3.Hidden blood loss after primary total hip arthroplasty:analysis of influential factors
Haiyong XU ; Ming ZHANG ; Huaixi FANG ; Guoping LE
Chinese Journal of Tissue Engineering Research 2015;(13):1974-1978
BACKGROUND:The hidden blood loss, accounted for a fairly large proportion of perioperative blood loss in total hip replacement, can seriously affect the recovery of postoperative joint function, but the specific influential factors and mechanisms remain unknown at present. OBJECTIVE:To evaluate the relative influential factors for hidden blood loss after primary total hip arthroplasty by the blood loss condition, and to analyze the association between hidden blood loss and prognosis. METHODS:Clinical data of 110 patients who underwent primary total hip arthroplasty in the Liuzhou Worker’s Hospital between April 2011 and April 2013 were retrospectively analyzed. The hidden blood loss was calculated according to Ward and Gross formula.

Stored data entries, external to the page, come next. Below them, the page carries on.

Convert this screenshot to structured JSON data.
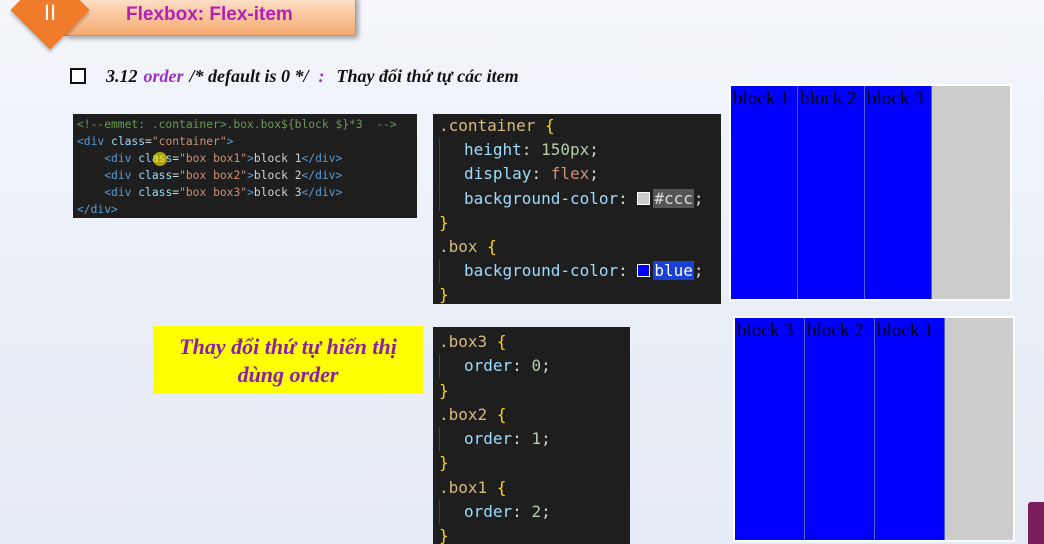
{
  "header": {
    "number": "II",
    "title": "Flexbox: Flex-item"
  },
  "section": {
    "number": "3.12",
    "keyword": "order",
    "comment": "/* default is 0 */",
    "colon": ":",
    "description": "Thay đổi thứ tự các item"
  },
  "html_code": {
    "lines": [
      "<!--emmet: .container>.box.box${block $}*3  -->",
      "<div class=\"container\">",
      "    <div class=\"box box1\">block 1</div>",
      "    <div class=\"box box2\">block 2</div>",
      "    <div class=\"box box3\">block 3</div>",
      "</div>"
    ]
  },
  "css_code_1": {
    "container_selector": ".container",
    "height_prop": "height",
    "height_val": "150px",
    "display_prop": "display",
    "display_val": "flex",
    "bg_prop": "background-color",
    "bg_val": "#ccc",
    "box_selector": ".box",
    "box_bg_prop": "background-color",
    "box_bg_val": "blue"
  },
  "css_code_2": {
    "rules": [
      {
        "selector": ".box3",
        "prop": "order",
        "value": "0"
      },
      {
        "selector": ".box2",
        "prop": "order",
        "value": "1"
      },
      {
        "selector": ".box1",
        "prop": "order",
        "value": "2"
      }
    ]
  },
  "demo1": {
    "boxes": [
      "block 1",
      "block 2",
      "block 3"
    ]
  },
  "demo2": {
    "boxes": [
      "block 3",
      "block 2",
      "block 1"
    ]
  },
  "note": {
    "line1": "Thay đổi thứ tự hiển thị",
    "line2": "dùng order"
  },
  "colors": {
    "accent_orange": "#f07b2a",
    "title_purple": "#b21fb8",
    "box_blue": "#0000ff",
    "container_gray": "#cccccc",
    "note_yellow": "#ffff00"
  }
}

The effects of patient’s gender, age, body mass index, type of prosthesis, presence of internal diseases, and different causes of a disease on hidden blood loss after arthroplasty were analyzed. The patients were divided into the high blood loss group (≥ 480 mL) and the low blood loss group (<480 mL) according to the hidden blood loss. Al the patients were fol owed up for 1 year. The Harris hip score system was used to assess the recovery of hip joint function between the two groups. The correlation between hidden blood loss and the recovery of joint function was analyzed using Pearson’s correlation analysis RESULTS AND CONCLUSION:The total blood loss of primary total hip arthroplasty was (1 340±367) mL, and the hidden blood loss was (748±324) mL, and the percentage of hidden blood loss was 53.7%. The type of prosthesis, presence of internal diseases, and different causes of a disease were significantly associated with hidden blood loss after total hip arthroplasty (P<0.05). Gender, age, body mass index, and operation time were not significantly associated with hidden blood loss after total hip arthroplasty (P>0.05). The hidden blood loss was correlated with postoperative functional recovery (P=0.046). Results indicated that type of prosthesis, presence of internal diseases, and different causes of a disease are main influential factors for hidden blood loss after total hip arthroplasty. The hidden blood loss has some influence on the recovery of postoperative joint function.